Mas quais as vantagens da produção in vitro de embriões?
- Aceleração da disseminação de material genético superior: A PIVE permite que as fazendas reproduzam geneticamente animais superiores por exemplo em termos de produção de leite, eficiência alimentar e resistência a doenças. Ou seja, é possível ter melhor aproveitamento do potencial genético das fêmeas e a redução do intervalo de gerações (idade média dos pais quando nascem os filhos), o que é benéfico quando se pensa em ganho genético anual.
- Uso eficiente de animais geneticamente superiores: Animais geneticamente superiores podem ser selecionados como doadores, o que permite termos um número significativo de descendentes advindos desses animais, o que otimiza o uso eficiente de animais de alto valor genético.
- Aumento na taxa de multiplicação: Possibilidade de produção de múltiplos embriões a partir de um único animal doador, o que amplia a taxa de multiplicação genética.
- Aprimoramento da eficiência reprodutiva: A PIVE é uma ferramenta útil em casos de dificuldades reprodutivas em animais ou quando se tem o desejo de maximizar o uso de fêmeas com alto valor genético, mas que podem ter limitações reprodutivas naturais.

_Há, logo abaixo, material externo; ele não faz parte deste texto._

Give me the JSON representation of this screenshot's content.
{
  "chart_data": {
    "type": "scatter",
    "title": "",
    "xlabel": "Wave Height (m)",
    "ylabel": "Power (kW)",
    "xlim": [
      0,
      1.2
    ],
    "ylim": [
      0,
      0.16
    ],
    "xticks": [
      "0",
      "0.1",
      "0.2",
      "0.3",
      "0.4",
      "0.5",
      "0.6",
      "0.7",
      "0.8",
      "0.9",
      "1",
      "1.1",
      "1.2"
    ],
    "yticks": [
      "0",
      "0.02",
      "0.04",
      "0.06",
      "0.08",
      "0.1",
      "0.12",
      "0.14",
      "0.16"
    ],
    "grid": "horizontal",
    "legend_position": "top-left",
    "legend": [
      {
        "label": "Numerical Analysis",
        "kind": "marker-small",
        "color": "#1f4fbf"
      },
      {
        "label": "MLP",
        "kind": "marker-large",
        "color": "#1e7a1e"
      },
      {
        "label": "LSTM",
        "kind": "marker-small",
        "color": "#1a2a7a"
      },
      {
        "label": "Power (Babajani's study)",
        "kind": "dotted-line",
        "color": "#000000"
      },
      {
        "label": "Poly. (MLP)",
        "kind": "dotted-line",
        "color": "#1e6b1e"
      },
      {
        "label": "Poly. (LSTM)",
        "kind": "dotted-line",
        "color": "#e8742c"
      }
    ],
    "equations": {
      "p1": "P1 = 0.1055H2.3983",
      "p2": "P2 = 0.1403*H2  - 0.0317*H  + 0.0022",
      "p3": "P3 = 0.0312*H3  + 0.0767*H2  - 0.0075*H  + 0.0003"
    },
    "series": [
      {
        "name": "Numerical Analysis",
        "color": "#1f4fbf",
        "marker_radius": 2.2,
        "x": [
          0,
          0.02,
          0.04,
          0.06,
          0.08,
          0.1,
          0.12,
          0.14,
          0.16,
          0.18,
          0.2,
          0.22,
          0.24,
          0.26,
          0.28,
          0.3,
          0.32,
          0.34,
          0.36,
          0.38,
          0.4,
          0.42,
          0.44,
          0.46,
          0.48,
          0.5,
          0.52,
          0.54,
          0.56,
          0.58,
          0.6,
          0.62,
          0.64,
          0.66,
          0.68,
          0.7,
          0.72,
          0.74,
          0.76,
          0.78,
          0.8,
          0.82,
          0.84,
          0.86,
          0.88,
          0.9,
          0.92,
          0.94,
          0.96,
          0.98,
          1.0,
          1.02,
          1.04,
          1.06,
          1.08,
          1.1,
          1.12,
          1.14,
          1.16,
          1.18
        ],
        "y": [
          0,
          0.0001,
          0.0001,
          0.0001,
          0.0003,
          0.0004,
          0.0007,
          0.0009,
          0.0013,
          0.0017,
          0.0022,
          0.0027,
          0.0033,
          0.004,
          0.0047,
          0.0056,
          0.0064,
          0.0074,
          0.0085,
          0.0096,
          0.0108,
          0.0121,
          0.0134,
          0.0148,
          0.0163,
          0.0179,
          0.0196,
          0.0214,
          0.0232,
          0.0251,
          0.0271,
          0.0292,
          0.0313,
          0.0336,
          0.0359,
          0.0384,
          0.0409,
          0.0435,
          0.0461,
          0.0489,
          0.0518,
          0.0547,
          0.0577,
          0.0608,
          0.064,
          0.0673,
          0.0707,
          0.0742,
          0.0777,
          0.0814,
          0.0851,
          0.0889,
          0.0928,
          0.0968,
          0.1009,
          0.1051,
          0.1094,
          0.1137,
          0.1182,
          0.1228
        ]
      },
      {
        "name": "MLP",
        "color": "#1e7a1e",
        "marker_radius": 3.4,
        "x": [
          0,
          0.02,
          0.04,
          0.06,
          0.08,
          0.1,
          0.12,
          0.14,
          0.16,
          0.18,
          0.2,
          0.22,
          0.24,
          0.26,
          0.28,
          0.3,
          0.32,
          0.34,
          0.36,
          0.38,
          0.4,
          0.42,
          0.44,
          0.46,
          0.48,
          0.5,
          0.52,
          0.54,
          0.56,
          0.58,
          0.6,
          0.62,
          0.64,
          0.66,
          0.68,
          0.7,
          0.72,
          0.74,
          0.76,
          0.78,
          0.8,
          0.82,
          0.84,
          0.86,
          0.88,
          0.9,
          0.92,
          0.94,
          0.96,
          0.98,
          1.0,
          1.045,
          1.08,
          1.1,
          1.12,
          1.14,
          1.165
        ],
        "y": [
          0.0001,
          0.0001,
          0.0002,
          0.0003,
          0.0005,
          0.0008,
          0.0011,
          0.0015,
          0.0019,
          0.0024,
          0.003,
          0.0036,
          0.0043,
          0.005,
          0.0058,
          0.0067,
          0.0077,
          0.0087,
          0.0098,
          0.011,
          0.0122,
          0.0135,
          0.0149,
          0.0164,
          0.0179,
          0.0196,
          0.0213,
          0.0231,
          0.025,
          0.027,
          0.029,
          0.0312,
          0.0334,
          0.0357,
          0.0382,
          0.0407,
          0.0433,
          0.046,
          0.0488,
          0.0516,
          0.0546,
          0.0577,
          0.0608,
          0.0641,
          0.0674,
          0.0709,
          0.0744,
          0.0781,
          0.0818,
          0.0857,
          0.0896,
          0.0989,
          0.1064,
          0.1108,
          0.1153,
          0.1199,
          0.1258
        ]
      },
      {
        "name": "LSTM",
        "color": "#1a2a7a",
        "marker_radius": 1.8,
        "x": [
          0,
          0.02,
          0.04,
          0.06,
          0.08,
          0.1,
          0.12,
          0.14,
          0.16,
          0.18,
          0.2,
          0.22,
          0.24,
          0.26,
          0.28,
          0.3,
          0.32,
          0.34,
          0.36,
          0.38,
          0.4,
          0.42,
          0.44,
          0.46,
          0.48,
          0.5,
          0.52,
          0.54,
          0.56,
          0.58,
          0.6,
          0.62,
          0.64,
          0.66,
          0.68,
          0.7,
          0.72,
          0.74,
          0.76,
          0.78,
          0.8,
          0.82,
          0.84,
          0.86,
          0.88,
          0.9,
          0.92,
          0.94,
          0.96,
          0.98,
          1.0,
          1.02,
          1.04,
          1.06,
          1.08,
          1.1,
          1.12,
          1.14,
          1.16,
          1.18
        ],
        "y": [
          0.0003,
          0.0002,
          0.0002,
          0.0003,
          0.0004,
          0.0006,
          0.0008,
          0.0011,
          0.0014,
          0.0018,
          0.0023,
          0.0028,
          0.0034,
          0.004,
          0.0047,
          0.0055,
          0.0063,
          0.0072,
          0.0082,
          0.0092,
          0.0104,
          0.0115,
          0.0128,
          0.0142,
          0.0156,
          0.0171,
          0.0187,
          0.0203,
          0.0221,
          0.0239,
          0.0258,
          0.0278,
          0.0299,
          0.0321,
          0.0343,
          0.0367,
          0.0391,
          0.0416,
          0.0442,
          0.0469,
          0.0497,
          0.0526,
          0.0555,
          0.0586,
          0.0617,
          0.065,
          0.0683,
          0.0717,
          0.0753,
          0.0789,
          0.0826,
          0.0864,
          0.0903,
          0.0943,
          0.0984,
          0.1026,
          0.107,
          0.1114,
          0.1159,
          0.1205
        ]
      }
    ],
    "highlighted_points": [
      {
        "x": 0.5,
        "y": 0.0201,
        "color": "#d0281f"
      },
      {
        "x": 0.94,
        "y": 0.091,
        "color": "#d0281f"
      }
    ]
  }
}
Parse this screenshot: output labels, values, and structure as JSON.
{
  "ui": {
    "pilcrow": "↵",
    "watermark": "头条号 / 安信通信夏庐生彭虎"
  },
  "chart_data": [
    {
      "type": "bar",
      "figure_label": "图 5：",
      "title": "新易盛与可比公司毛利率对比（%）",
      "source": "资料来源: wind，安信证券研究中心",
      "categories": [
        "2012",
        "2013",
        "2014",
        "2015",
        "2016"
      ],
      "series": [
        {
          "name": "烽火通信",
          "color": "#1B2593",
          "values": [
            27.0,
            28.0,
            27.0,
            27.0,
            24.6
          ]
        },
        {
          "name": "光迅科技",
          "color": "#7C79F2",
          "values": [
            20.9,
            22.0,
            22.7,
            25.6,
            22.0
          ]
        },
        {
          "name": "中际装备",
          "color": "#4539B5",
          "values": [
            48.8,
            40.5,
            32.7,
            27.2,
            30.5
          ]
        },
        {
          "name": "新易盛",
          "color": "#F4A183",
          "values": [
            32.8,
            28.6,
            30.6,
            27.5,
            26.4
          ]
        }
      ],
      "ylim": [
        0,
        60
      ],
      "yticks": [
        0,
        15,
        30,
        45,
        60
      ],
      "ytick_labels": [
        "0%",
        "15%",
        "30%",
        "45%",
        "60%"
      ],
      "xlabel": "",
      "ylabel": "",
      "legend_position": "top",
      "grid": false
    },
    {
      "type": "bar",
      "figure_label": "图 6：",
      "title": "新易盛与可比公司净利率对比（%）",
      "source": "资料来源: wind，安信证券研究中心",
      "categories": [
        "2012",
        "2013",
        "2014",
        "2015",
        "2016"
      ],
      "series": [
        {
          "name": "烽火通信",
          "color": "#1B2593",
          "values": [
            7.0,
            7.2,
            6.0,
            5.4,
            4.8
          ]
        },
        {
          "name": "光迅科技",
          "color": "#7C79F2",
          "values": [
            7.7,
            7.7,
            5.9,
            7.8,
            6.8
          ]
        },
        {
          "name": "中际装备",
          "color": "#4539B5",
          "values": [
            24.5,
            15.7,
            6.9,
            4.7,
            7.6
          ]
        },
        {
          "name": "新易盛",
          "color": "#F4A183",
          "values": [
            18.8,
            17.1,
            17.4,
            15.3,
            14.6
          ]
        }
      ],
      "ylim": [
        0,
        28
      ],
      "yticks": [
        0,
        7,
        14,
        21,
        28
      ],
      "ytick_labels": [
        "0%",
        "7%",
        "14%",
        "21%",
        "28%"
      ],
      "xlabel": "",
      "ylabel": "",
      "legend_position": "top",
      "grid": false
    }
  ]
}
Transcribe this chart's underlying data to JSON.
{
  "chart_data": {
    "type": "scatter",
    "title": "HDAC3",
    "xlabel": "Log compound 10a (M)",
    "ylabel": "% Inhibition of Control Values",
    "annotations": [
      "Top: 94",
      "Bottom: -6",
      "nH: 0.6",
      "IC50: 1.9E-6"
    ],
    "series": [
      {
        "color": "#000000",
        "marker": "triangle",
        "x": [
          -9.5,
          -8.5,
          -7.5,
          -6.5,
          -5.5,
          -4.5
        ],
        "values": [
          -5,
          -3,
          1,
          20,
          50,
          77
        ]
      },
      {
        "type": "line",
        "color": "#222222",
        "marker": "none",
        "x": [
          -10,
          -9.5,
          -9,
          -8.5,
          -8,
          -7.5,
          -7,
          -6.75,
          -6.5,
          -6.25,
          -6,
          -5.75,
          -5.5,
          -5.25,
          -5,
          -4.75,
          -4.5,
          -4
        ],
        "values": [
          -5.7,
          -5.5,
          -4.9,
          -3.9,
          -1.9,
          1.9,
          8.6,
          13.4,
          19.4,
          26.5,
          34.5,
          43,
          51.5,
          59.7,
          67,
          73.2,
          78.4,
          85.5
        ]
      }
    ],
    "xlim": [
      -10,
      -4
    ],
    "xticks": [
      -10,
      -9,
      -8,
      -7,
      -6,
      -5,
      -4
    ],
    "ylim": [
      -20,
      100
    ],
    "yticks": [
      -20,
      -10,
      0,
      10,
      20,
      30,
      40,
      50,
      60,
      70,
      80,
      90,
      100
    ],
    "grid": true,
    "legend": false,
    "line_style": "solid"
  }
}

- Melhora na produção de leite e eficiência alimentar: Ao selecionar animais com características genéticas associadas a uma produção de leite mais eficiente e uma melhor eficiência alimentar, a PIVE contribui para aprimorar o desempenho produtivo do rebanho.
Considerações finais
Em resumo, a produção in vitro de embriões em vacas leiteiras é uma tecnologia que desempenha um papel crucial na otimização do potencial genético dos rebanhos, permitindo a reprodução seletiva de características desejáveis e a produção eficiente de descentes de animais geneticamente superiores. Isso, por sua vez impacta positivamente na produtividade, qualidade e sustentabilidade da produção leiteira.